Then the code iterates through the SMB_FEA_LIST block (we made some minor changes to the code to make the role of some variables clearer):
while ( !(*source_position & 0x7F) ) { v12 = dest_position; v11 = (signed __int16) source_position; dest_position = (_DWORD *)SrvOs2FeaToNt(dest_position, source_position); source_position += (unsigned __int8) source_position [1] + *((_WORD *)source_position + 1) + 5; if ( source_position > v8 ) { dest_position = v12; goto LABEL_13; } }
This loop will continue until source_position surpasses v8, at which point it will exit the loop and do a final check on whether we have reached the end of the block; similarly, if the first byte of a SMB_FEA block is 0x7F, the processing will stop. However, neither of those error cases are particularly interesting with respect to this vulnerability.
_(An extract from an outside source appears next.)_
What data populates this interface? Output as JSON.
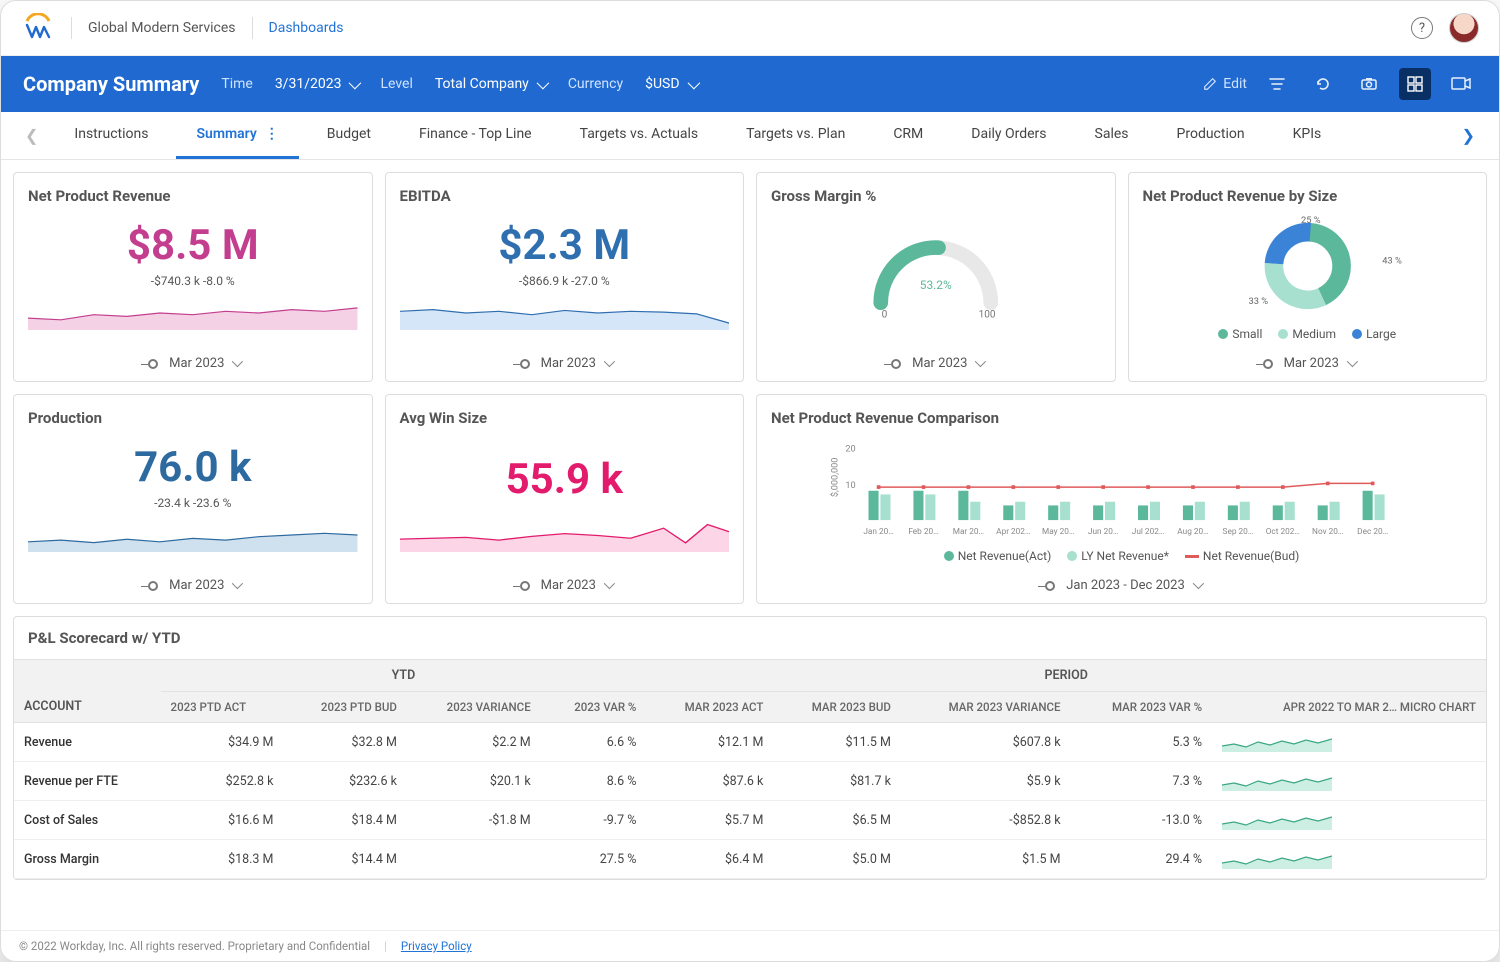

As we just established, in case of a corrupt SizeOfListInBytes value, v8 will point to a memory address past the end of the SMB_FEA_LIST buffer, thus in that while loop we’ll call SrvOs2FeaToNt repeatedly with out-of-bounds pointer values:
unsigned int __stdcall SrvOs2FeaToNt(int a1, int a2) { int v2; // esi@1 _BYTE *v3; // ebx@1 unsigned int result; // eax@1 v2 = a1; *(_BYTE *)(a1 + 4) = *(_BYTE *)a2; // copy ExtendedAttributeFlag *(_BYTE *)(a1 + 5) = *(_BYTE *)(a2 + 1); // copy AttributeNameLengthInBytes *(_WORD *)(a1 + 6) = *(_WORD *)(a2 + 2); // copy AttributeValueLengthInBytes _memmove((void *)(a1 + 8), (const void *)(a2 + 4), *(_BYTE *)(a2 + 1)); // copy AttributeName v3 = (_BYTE *)(*(_BYTE *)(a1 + 5) + a1 + 8); // calculate current position in target buffer *v3++ = 0; // add trailing zero _memmove(v3, (const void *)(*(_BYTE *)(v2 + 5) + a2 + 5), *(_WORD *)(v2 + 6)); // copy AttributeValue result = (unsigned int)&v3[*(_WORD *)(a1 + 6) + 3] & 0xFFFFFFFC; // calculate final position in destination with alignment *(_DWORD *)v2 = ((unsigned int)&v3[*(_WORD *)(v2 + 6) + 3] & 0xFFFFFFFC) - v2; // update first 4 bytes in destination buffer with length (result_ptr – start_ptr) return result; }
Normally, this function would copy over the individual SMB_FEA blocks between the two formats from the a2 buffer into the a1 buffer, one after another, with some minor differences in the result (such as writing the total size of the block into the first 4 bytes of a1).
However, at this point (due to the corruption of SizeOfListInBytes, and thus changing the exit condition of the loop) we know that a1 points past the end of the buffer we allocated to hold the converted FEA list block, and a2 is similarly indexing memory areas beyond the heap block holding the SMB_FEA_LIST element. Thus, the function will perform repeated out-of-bounds memory manipulation operations; particularly, the second memmove operation will potentially cause a buffer overflow on the heap with up to 64 kB of data read from a memory area past the end of the buffer.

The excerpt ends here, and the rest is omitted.